Preparation for hosting the two summits started in 2019, when Uganda was endorsed for the chairmanship of NAM from 2022–2025. However, with the outbreak of the COVID-19 pandemic worldwide, the G77 South Summit that was meant to happen in April 2020 was disrupted and pushed to January 2024.

Uganda’s readiness to host the two major international summits was affirmed by Hon. Jeje Odongo, the Minister of Foreign Affairs, while at a summit-level meeting of the Non Aligned Movement contact group in response to COVID-19 which took place on 2nd March 2023 in Baku, Azerbaijan.

“It is our conviction that with your unwavering support, the Summit will be a monumental success, and its outcomes will further strengthen our movement.” We look forward to the participation of your respective delegations at the highest level,” Odongo said.

The NAM concept was hatched at the Afro-Asian conference in 1955 in Bandung, Indonesia. At the same conference, ten principles known as the Bandung principles were adopted to guide the operations of the new international bloc.

NAM was founded with the view of advancing the interests of developing countries in the context of Cold War confrontations. As of now, NAM consists of 120 countries that are neither pro-east nor pro-west. These include 53 countries from Africa, 39 from Asia, 26 from Latin America and the Caribbean, and 2 from Europe.

Uganda will officially assume the chair of the organization at the summit from 2023-2026 on behalf of the African continent, having taken over from Azerbaijan.
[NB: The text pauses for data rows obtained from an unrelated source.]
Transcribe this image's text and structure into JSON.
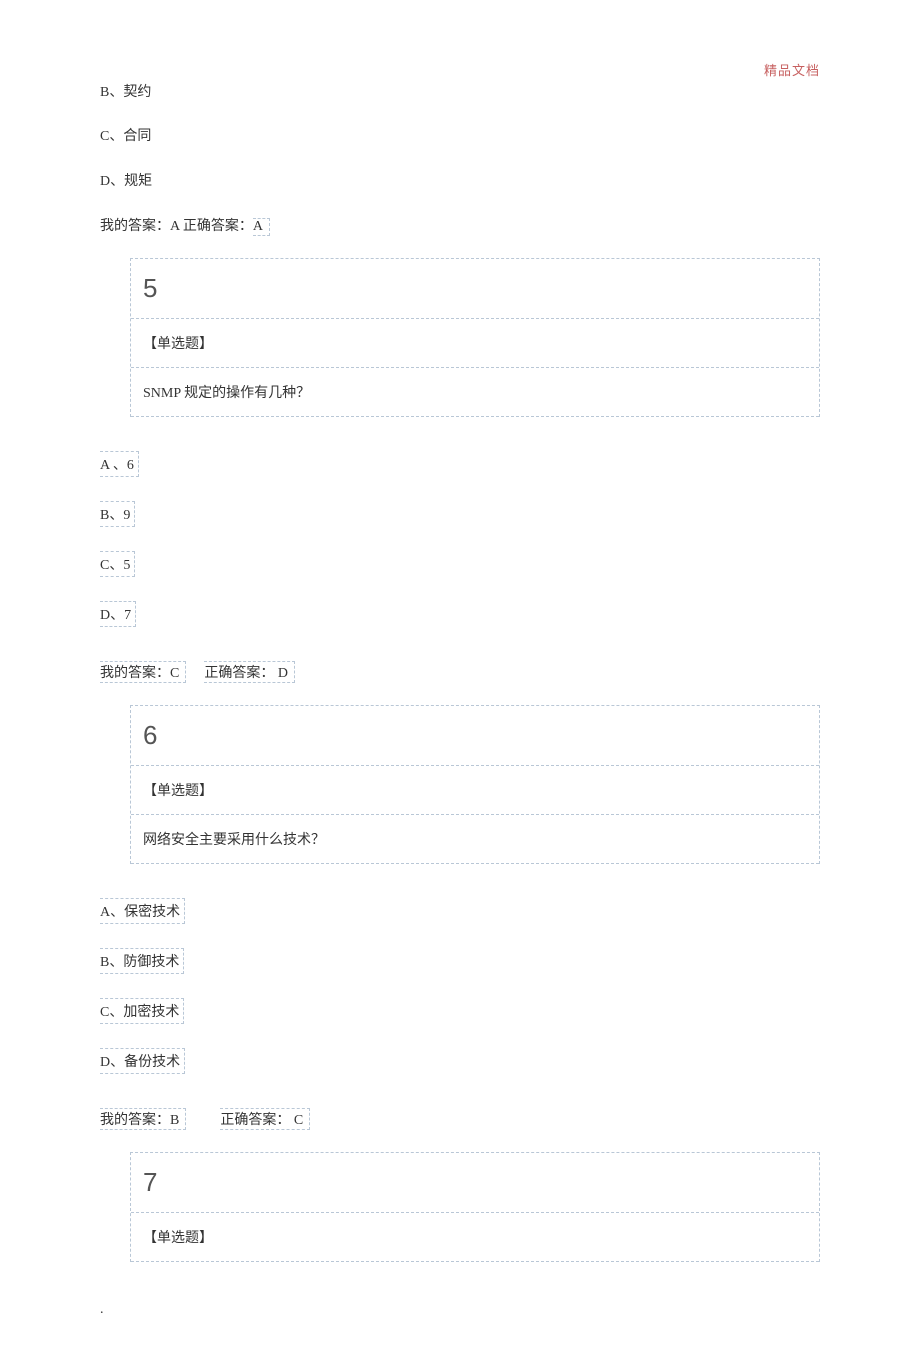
{
  "header": {
    "mark": "精品文档"
  },
  "opts_pre": {
    "b": "B、契约",
    "c": "C、合同",
    "d": "D、规矩"
  },
  "ans4": {
    "my_label": "我的答案：",
    "my_val": "A",
    "correct_label": "正确答案：",
    "correct_val": " A"
  },
  "q5": {
    "num": "5",
    "type": "【单选题】",
    "text": "SNMP 规定的操作有几种？",
    "opts": {
      "a": "A 、6",
      "b": "B、9",
      "c": "C、5",
      "d": "D、7"
    },
    "ans": {
      "my": "我的答案：C",
      "correct": "正确答案：  D"
    }
  },
  "q6": {
    "num": "6",
    "type": "【单选题】",
    "text": "网络安全主要采用什么技术？",
    "opts": {
      "a": "A、保密技术",
      "b": "B、防御技术",
      "c": "C、加密技术",
      "d": "D、备份技术"
    },
    "ans": {
      "my": "我的答案：B",
      "correct": "正确答案：  C"
    }
  },
  "q7": {
    "num": "7",
    "type": "【单选题】"
  },
  "footer": {
    "dot": "."
  }
}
The chairmanship of NAM changes based on a geographical rotational basis.

On the other hand, the G77, also known as the Group of Seventy Seven was established by seventy-seven developing countries signatories to the “Joint Declaration of the Seventy-Seven Developing Countries” issued at the end of the first session of the United Nations Conference on Trade and Development (UNCTAD) in Geneva on 15 June 1964.

Overtime, membership in the G77 has increased from the original 77 to 134 countries of the global south. However, the original name was retained due to its historic significance.
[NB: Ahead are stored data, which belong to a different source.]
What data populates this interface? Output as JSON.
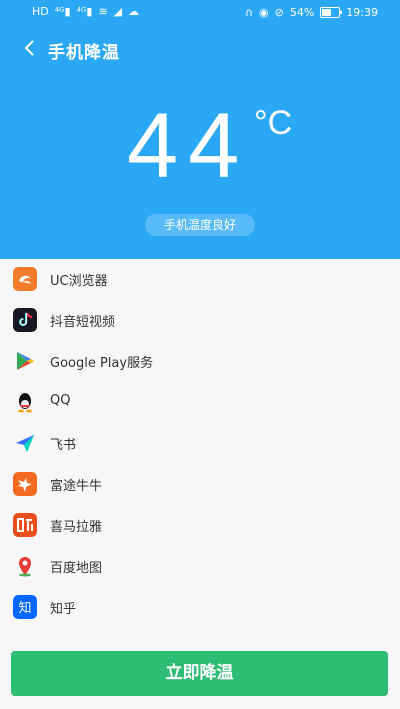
{
  "statusbar": {
    "left_icons": [
      "hd-icon",
      "signal-4g-icon",
      "signal-4g-icon",
      "wifi-icon",
      "signal-icon",
      "cloud-icon"
    ],
    "right_icons": [
      "headset-icon",
      "eye-icon",
      "mute-icon"
    ],
    "battery_percent": "54%",
    "battery_level": 0.54,
    "time": "19:39"
  },
  "header": {
    "title": "手机降温"
  },
  "temperature": {
    "value": "44",
    "unit": "°C",
    "status": "手机温度良好"
  },
  "apps": [
    {
      "name": "UC浏览器",
      "icon": "uc-browser-icon",
      "color": "#f37c2b"
    },
    {
      "name": "抖音短视频",
      "icon": "douyin-icon",
      "color": "#161823"
    },
    {
      "name": "Google Play服务",
      "icon": "google-play-icon",
      "color": "#34a853"
    },
    {
      "name": "QQ",
      "icon": "qq-icon",
      "color": "#000000"
    },
    {
      "name": "飞书",
      "icon": "feishu-icon",
      "color": "#3370ff"
    },
    {
      "name": "富途牛牛",
      "icon": "futu-icon",
      "color": "#f26b21"
    },
    {
      "name": "喜马拉雅",
      "icon": "ximalaya-icon",
      "color": "#e94e1b"
    },
    {
      "name": "百度地图",
      "icon": "baidu-map-icon",
      "color": "#e53935"
    },
    {
      "name": "知乎",
      "icon": "zhihu-icon",
      "color": "#0066ff"
    }
  ],
  "cta_label": "立即降温",
  "colors": {
    "header_bg": "#2aa8f5",
    "cta_bg": "#2dbd74",
    "page_bg": "#f7f7f7"
  }
}
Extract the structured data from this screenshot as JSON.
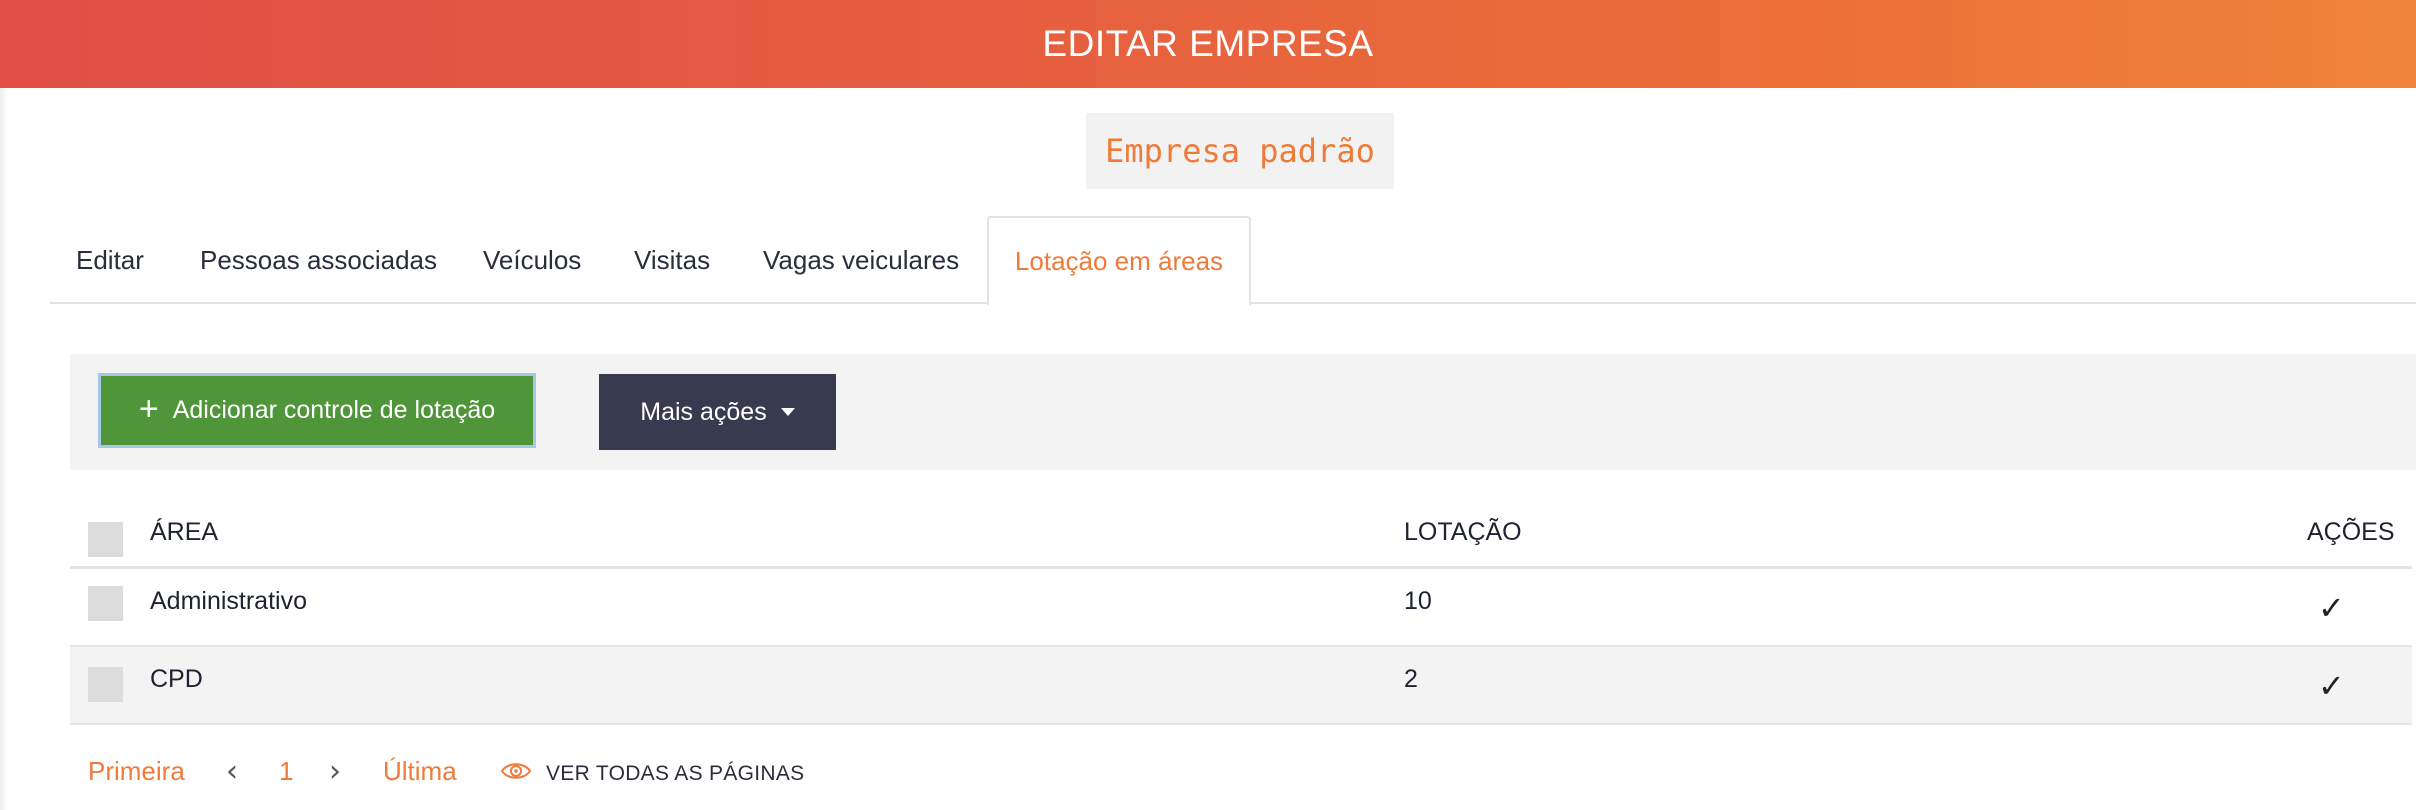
{
  "header": {
    "title": "EDITAR EMPRESA"
  },
  "company": {
    "name": "Empresa padrão"
  },
  "tabs": [
    {
      "label": "Editar",
      "active": false
    },
    {
      "label": "Pessoas associadas",
      "active": false
    },
    {
      "label": "Veículos",
      "active": false
    },
    {
      "label": "Visitas",
      "active": false
    },
    {
      "label": "Vagas veiculares",
      "active": false
    },
    {
      "label": "Lotação em áreas",
      "active": true
    }
  ],
  "toolbar": {
    "add_label": "Adicionar controle de lotação",
    "add_icon": "plus-icon",
    "more_label": "Mais ações",
    "more_icon": "caret-down-icon"
  },
  "table": {
    "columns": [
      "ÁREA",
      "LOTAÇÃO",
      "AÇÕES"
    ],
    "rows": [
      {
        "area": "Administrativo",
        "lotacao": "10",
        "action_icon": "check-icon"
      },
      {
        "area": "CPD",
        "lotacao": "2",
        "action_icon": "check-icon"
      }
    ]
  },
  "pagination": {
    "first": "Primeira",
    "current": "1",
    "last": "Última",
    "view_all": "VER TODAS AS PÁGINAS",
    "view_all_icon": "eye-icon"
  },
  "colors": {
    "accent": "#ef7b39",
    "header_gradient_start": "#e04e46",
    "header_gradient_end": "#f0843a",
    "add_button": "#4f963a",
    "more_button": "#383a4f"
  }
}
The Group of 77 is the largest intergovernmental organization of developing countries in the United Nations. This provides the means for countries of the Global South to articulate and promote their collective economic interests, enhance their joint negotiating capacity on all major international economic issues within the United Nations system, and promote South-South cooperation for development.
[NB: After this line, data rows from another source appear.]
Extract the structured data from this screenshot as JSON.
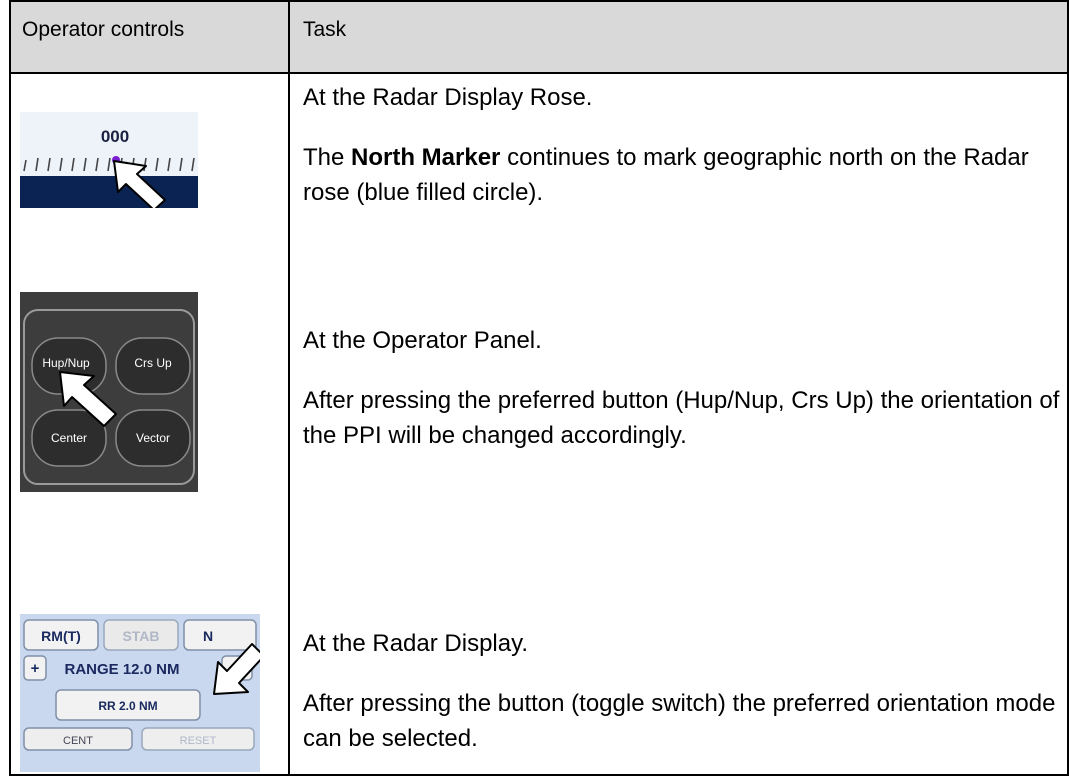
{
  "header": {
    "col1": "Operator controls",
    "col2": "Task"
  },
  "rows": [
    {
      "location": "At the Radar Display Rose.",
      "desc_pre": "The ",
      "desc_bold": "North Marker",
      "desc_post": " continues to mark geographic north on the Radar rose (blue filled circle).",
      "thumb": {
        "label": "000",
        "icon": "arrow-cursor-icon"
      }
    },
    {
      "location": "At the Operator Panel.",
      "desc": "After pressing the preferred button (Hup/Nup, Crs Up) the orientation of the PPI will be changed accordingly.",
      "thumb": {
        "btn1": "Hup/Nup",
        "btn2": "Crs Up",
        "btn3": "Center",
        "btn4": "Vector",
        "icon": "arrow-cursor-icon"
      }
    },
    {
      "location": "At the Radar Display.",
      "desc": "After pressing the button (toggle switch) the preferred orientation mode can be selected.",
      "thumb": {
        "b_rm": "RM(T)",
        "b_stab": "STAB",
        "b_n": "N",
        "b_plus": "+",
        "range": "RANGE 12.0 NM",
        "rr": "RR 2.0 NM",
        "cent": "CENT",
        "reset": "RESET",
        "icon": "arrow-cursor-icon"
      }
    }
  ],
  "colors": {
    "header_bg": "#d9d9d9",
    "north_marker": "#7a1fd0",
    "rose_band": "#0b2352",
    "panel_bg": "#3d3d3d"
  }
}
Uganda will be the third country in history to host the South Summit after Qatar and Cuba in 2005 and 2000 respectively. The third South Summit looks to bring a new dynamic to the cooperation among its 134 member states in a more competitive world.

The Kampala Summit aims at boosting the South-South Cooperation, the decision making organ of G77 especially in the areas of trade, investment, sustainable development, climate change, poverty eradication, digital economy and among others.